As the twenty-first century enters its second decade, foreign wars, the lingering recession and a caustic political environment are taking their toll on Americans. But the party hasn’t ended for Aidan Cole and his friends, a band of savvy–if cynical—New York journalists and bloggers who thrive at the intersection of media and celebrity. At wine-sodden dinner parties or in dimly lit downtown bars, their frenetic talk—of scoops and page views, sexual adventures and trendy restaurants—continues unabated. Then, without warning, the specter of terrorism reenters their lives. A bomb rips through the deserted floor of a midtown office tower. Middle Eastern terrorists are immediately suspected. But four days later, with no arrests and a city on edge, an anonymous email arrives in Aidan’s inbox. Attached is the photograph of an attractive young white woman, along with a chilling message: “This is Paige Roderick. She’s the one responsible.”

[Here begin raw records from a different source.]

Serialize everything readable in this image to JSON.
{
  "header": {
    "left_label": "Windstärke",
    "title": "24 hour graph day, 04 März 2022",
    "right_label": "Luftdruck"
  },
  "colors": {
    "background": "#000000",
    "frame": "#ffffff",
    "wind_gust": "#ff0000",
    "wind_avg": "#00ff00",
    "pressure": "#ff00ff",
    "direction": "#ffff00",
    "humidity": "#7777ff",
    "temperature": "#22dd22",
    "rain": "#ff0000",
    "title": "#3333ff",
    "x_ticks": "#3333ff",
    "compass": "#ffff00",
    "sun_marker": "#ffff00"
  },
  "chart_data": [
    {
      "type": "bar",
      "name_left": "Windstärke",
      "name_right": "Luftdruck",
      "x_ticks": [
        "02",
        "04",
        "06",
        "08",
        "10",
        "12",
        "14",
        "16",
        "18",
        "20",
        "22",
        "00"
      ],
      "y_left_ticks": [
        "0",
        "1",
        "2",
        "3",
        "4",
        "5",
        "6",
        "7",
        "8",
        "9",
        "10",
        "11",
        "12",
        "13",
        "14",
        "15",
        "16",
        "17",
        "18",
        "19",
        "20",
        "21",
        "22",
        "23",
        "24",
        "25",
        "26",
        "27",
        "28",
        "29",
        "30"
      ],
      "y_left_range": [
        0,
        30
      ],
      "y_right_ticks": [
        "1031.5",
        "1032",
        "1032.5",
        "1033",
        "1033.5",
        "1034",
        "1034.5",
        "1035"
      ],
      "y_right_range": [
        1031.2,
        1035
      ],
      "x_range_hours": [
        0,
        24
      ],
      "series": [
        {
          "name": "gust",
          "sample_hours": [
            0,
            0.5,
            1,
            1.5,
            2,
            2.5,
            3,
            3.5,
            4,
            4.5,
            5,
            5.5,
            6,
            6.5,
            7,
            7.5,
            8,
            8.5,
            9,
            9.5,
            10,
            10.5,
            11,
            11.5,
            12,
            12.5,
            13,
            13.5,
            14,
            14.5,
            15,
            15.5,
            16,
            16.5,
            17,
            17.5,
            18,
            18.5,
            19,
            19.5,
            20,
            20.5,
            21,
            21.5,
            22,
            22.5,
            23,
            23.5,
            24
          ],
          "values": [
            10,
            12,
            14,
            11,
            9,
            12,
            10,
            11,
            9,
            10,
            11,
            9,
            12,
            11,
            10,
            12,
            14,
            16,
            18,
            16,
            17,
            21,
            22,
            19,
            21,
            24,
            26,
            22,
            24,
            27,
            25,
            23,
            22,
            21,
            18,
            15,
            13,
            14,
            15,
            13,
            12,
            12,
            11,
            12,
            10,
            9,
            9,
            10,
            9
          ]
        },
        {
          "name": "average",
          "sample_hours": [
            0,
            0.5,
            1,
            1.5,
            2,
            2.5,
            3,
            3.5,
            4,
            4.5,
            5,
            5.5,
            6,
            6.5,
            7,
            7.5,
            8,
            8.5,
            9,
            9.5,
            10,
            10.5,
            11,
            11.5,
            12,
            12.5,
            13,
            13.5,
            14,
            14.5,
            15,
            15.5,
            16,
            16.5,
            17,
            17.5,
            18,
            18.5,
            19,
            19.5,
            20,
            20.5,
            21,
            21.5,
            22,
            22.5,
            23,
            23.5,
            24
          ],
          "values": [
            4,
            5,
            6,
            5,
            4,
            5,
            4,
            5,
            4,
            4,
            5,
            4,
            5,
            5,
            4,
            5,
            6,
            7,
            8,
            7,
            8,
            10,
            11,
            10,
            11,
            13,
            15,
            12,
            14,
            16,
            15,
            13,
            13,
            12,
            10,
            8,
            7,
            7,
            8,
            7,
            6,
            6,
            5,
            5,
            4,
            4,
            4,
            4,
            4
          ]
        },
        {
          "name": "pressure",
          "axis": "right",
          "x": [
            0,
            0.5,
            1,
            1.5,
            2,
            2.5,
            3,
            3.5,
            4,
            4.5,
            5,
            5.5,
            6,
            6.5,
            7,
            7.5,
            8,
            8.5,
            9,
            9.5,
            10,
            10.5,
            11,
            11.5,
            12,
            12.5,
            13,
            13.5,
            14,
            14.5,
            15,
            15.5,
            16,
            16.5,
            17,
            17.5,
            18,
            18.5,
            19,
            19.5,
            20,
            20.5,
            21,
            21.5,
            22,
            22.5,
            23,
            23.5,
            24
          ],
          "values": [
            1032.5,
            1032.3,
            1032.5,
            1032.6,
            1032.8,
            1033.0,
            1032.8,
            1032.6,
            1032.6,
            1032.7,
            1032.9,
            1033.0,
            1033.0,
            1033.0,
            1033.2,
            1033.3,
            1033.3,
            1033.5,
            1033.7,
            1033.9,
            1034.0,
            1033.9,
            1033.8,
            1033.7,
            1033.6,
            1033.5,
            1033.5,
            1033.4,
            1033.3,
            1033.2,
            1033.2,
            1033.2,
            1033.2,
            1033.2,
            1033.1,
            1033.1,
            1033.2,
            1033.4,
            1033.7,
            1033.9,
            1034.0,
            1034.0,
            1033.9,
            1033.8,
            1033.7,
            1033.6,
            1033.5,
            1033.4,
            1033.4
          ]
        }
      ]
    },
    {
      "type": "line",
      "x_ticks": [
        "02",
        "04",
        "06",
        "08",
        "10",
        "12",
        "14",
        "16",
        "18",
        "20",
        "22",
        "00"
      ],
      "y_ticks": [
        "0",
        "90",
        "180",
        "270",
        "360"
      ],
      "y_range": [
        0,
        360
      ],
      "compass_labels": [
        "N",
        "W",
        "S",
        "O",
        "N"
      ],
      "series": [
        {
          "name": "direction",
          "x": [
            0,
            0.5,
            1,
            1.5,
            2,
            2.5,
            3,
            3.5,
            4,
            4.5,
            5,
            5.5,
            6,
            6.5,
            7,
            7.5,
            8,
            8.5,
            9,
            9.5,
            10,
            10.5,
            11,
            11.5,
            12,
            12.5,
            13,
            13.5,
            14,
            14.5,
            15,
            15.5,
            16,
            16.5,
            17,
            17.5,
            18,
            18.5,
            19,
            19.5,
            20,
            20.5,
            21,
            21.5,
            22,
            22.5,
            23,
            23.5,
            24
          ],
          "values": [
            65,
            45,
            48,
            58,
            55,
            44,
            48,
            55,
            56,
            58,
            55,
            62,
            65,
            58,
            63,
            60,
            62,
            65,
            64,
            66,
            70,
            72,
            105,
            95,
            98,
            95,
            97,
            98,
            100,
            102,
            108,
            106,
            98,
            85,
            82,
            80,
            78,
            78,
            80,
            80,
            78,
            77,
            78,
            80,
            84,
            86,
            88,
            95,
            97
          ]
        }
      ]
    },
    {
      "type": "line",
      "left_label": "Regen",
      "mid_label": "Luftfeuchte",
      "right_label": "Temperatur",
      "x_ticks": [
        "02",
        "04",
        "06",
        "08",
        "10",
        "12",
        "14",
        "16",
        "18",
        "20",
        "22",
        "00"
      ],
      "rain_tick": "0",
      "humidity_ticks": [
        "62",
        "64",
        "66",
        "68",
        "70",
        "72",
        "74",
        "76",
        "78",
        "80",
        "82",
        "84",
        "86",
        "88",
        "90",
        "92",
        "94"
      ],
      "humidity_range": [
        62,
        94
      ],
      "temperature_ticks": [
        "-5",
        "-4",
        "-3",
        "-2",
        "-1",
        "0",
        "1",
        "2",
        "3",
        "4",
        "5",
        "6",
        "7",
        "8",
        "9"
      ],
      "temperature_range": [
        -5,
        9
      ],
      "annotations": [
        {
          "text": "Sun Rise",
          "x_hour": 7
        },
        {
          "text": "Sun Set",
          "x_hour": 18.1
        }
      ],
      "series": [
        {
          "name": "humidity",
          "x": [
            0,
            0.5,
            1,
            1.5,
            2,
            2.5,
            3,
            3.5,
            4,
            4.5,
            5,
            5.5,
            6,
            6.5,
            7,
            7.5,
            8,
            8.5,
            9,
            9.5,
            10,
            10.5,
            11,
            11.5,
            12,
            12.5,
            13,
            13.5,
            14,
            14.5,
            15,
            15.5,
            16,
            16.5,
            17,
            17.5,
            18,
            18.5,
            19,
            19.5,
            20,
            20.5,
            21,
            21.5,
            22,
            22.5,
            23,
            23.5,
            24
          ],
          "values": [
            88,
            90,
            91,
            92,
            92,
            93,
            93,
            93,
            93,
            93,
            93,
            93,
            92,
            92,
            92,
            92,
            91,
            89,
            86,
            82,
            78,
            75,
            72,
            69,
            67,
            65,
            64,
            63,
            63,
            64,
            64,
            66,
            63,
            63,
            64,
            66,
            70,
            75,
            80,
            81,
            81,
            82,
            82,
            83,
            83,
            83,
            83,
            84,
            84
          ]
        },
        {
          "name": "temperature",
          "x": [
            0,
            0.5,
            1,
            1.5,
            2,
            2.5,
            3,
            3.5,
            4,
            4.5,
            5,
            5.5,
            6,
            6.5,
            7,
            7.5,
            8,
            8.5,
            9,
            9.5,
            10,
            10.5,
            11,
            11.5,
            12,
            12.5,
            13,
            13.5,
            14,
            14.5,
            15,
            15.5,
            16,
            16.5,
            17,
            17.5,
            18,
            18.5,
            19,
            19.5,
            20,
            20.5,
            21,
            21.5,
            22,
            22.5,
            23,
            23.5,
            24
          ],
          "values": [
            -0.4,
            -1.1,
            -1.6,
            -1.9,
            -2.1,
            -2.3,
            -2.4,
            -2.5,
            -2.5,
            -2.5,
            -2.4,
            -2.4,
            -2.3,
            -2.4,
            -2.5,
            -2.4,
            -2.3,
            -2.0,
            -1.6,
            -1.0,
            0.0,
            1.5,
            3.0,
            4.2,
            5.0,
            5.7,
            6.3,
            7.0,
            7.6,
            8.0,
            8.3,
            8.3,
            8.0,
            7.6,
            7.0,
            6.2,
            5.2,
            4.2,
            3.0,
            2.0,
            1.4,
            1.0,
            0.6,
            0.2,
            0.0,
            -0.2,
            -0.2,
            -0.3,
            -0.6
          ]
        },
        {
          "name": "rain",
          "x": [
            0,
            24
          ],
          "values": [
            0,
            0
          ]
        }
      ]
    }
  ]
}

So begins an extraordinary journey into the dark soul of modern America—from a back-to-the-land community in the Smoky Mountains to a Weather Underground-like bomb factory in Vermont; from Fishers Island, isolated getaway of the wealthy elite, to the hip lofts of Manhattan’s Meatpacking District. American Subversive is David Goodwillie’s sharp and penetrating take on the paranoia of our times—and its real, untold dangers. In examining the connection between our collective apathy and the roots of insurrection, Goodwillie has crafted an intoxicating story of two young Americans grasping for a foothold in a culture—and a country—that’s crumbling around them.
Hailed as a “clever, compelling, page-turner” in the Washington Post, Goodwillie’s memoir Seemed Like a Good Idea at the Time was a “breakout first book” (Elle) and a “searing sketch of a decade in decline” (Louisville Courier-Journal). Now, with his debut novel, David Goodwillie announces himself as a major new voice in American fiction. Expertly written, relentlessly suspenseful, and bitingly funny, American Subversive is both an unnervingly realistic tale of domestic terrorism and a perfectly observed portrait of Manhattan in the digital age.